Rapid, efficient auxin-inducible protein degradation in Candida pathogens

Abstract

ABSTRACT A variety of inducible protein degradation (IPD) systems have been developed as powerful tools for protein functional characterization. IPD systems provide a convenient mechanism for rapid inactivation of almost any target protein of interest. Auxin-inducible degradation (AID) is one of the most common IPD systems and has been established in diverse eukaryotic research model organisms. Thus far, IPD tools have not been developed for use in pathogenic fungal species. Here, we demonstrate that the original AID and the second generation, AID2, systems work efficiently and rapidly in the human pathogenic yeasts, Candida albicans and Candida glabrata . We developed a collection of plasmids that support AID system use in laboratory strains of these pathogens.

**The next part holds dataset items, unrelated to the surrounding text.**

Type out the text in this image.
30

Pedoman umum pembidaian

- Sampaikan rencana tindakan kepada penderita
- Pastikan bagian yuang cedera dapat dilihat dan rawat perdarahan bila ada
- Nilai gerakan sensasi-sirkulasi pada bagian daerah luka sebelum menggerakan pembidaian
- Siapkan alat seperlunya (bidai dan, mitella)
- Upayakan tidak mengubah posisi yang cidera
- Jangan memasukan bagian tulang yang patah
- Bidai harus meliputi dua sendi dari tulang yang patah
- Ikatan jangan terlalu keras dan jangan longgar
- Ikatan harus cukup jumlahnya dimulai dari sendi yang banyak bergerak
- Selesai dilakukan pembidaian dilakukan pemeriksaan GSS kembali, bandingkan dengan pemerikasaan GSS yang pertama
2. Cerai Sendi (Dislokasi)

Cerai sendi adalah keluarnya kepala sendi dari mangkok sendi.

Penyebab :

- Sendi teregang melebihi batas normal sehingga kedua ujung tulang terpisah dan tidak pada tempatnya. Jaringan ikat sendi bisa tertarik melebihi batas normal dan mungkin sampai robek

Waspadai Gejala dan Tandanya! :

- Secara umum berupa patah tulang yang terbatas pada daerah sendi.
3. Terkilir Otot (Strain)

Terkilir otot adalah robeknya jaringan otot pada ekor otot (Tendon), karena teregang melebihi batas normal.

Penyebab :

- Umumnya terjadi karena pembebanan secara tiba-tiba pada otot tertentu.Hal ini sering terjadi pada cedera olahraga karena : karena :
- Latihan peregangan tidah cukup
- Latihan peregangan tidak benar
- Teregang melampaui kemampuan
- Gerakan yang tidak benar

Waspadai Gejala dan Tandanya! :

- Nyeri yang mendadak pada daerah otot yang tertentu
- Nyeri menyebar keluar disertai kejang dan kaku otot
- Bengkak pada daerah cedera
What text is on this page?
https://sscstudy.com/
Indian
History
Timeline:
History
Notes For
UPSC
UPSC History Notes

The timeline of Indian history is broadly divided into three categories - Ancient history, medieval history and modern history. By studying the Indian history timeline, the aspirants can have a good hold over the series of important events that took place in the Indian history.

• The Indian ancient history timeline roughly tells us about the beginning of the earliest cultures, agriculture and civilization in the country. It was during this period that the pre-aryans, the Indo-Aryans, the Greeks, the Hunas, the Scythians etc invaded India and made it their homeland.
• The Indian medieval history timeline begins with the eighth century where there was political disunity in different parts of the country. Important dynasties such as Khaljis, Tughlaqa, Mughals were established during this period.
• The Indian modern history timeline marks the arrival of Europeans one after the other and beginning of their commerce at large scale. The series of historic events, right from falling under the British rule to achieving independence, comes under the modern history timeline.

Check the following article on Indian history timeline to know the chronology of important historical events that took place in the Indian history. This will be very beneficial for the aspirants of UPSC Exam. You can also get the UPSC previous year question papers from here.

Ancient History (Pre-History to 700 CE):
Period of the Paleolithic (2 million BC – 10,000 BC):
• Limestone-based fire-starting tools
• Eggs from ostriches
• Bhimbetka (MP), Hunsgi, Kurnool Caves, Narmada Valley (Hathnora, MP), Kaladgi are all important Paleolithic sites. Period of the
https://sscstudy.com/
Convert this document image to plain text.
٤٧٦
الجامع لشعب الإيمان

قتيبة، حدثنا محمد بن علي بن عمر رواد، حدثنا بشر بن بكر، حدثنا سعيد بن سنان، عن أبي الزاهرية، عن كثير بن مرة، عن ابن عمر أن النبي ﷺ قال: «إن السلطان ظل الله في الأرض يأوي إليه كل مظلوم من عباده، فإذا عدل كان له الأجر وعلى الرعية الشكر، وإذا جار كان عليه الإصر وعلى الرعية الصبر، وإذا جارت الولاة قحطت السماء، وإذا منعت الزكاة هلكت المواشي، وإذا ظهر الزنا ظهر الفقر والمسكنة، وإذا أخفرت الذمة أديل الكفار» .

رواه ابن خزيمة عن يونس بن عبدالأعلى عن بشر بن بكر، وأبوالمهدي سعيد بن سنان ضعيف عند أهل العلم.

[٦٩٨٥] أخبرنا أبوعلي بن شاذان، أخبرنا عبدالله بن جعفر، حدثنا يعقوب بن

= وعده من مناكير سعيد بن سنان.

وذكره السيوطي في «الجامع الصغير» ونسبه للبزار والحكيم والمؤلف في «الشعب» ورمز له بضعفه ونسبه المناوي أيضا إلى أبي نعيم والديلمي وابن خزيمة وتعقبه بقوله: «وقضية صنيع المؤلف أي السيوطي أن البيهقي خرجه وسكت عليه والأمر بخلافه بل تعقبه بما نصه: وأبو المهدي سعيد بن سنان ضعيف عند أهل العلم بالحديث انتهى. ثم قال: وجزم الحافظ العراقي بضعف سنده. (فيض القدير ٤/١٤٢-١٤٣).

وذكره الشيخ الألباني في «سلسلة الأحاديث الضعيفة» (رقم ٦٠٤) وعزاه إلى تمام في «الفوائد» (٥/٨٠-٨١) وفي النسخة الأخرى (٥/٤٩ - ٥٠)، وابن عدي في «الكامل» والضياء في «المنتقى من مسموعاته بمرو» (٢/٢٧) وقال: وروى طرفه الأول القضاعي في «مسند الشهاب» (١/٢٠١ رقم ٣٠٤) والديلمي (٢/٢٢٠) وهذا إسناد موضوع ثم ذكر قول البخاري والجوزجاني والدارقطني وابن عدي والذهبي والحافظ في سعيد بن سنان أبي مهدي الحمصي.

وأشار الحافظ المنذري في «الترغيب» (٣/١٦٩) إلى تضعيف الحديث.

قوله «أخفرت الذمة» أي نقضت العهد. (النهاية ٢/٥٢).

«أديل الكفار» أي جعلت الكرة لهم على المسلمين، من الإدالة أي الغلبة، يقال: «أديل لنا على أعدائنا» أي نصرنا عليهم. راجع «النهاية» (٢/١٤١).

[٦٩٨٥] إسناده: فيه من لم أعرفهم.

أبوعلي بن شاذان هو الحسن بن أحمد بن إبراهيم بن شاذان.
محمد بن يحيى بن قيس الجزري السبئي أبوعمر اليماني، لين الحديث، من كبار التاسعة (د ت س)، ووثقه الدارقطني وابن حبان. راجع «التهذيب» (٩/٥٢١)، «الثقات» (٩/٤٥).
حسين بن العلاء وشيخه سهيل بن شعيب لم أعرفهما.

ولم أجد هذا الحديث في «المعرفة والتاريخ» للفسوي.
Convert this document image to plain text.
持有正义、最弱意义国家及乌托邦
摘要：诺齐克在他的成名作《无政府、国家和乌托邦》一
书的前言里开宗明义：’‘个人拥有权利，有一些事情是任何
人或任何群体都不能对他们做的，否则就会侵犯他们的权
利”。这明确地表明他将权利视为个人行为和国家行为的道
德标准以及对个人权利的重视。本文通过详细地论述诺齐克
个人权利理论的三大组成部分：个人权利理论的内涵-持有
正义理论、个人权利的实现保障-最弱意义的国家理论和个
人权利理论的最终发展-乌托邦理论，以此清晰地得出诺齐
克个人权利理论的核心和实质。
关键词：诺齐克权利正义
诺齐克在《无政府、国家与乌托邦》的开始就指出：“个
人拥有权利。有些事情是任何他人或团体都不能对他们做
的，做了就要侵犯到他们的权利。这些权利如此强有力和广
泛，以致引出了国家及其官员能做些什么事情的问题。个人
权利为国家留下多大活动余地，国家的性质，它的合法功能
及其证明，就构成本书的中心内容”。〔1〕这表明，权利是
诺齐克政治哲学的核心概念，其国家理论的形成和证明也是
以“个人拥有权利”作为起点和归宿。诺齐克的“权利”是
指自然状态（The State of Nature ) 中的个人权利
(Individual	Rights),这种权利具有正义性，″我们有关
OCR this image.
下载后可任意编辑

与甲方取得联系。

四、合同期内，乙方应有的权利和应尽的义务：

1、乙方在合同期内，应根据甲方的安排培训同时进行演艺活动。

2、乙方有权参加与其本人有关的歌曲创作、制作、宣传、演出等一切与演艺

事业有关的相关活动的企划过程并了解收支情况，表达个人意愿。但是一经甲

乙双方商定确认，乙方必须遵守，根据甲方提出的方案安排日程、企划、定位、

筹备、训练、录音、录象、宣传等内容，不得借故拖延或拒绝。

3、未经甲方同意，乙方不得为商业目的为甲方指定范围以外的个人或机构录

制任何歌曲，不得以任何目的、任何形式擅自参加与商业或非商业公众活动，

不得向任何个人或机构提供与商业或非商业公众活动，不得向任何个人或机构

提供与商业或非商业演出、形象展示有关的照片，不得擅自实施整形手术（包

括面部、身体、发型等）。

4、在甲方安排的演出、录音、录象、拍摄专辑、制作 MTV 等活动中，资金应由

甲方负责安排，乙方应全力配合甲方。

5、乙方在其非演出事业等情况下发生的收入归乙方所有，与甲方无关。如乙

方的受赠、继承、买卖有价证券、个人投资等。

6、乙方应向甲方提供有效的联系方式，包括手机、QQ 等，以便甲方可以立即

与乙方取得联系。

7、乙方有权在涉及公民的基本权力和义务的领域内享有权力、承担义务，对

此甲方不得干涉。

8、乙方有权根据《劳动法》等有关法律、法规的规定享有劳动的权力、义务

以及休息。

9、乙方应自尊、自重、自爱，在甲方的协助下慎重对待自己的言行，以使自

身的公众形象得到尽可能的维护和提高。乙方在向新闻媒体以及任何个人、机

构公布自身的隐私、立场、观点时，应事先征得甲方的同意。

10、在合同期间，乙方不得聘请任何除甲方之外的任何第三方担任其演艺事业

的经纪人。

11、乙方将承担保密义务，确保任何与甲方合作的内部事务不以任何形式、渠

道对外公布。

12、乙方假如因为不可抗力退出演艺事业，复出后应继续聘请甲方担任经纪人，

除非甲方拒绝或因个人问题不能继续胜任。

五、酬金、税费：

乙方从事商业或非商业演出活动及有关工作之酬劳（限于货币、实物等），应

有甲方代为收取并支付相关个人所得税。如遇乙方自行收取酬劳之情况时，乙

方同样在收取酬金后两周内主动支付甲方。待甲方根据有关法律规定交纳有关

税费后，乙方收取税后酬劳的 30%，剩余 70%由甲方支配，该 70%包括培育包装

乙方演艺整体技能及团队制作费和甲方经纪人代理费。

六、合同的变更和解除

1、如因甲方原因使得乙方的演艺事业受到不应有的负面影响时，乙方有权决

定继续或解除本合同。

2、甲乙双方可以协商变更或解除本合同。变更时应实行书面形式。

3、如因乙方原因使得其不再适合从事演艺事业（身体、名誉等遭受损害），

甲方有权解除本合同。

These systems can induce >95% degradation of target proteins within minutes. In the case of AID2, maximal degradation was achieved at low nanomolar concentrations of the synthetic auxin analog 5-adamantyl-indole-3-acetic acid. Auxin-induced target degradation successfully phenocopied gene deletions in both species. The system should be readily adaptable to other fungal species and to clinical pathogen strains. Our results define the AID system as a powerful and convenient functional genomics tool for protein characterization in fungal pathogens. IMPORTANCE Life-threatening fungal infections are an escalating human health problem, complicated by limited treatment options and the evolution of drug resistant pathogen strains. Identification of new targets for therapeutics to combat invasive fungal infections, including those caused by Candida species, is an urgent need. In this report, we establish and validate an inducible protein degradation methodology in Candida albicans and Candida glabrata that provides a new tool for protein functional characterization in these, and likely other, fungal pathogen species. We expect this tool will ultimately be useful for the identification and characterization of promising drug targets and factors involved in virulence and drug resistance.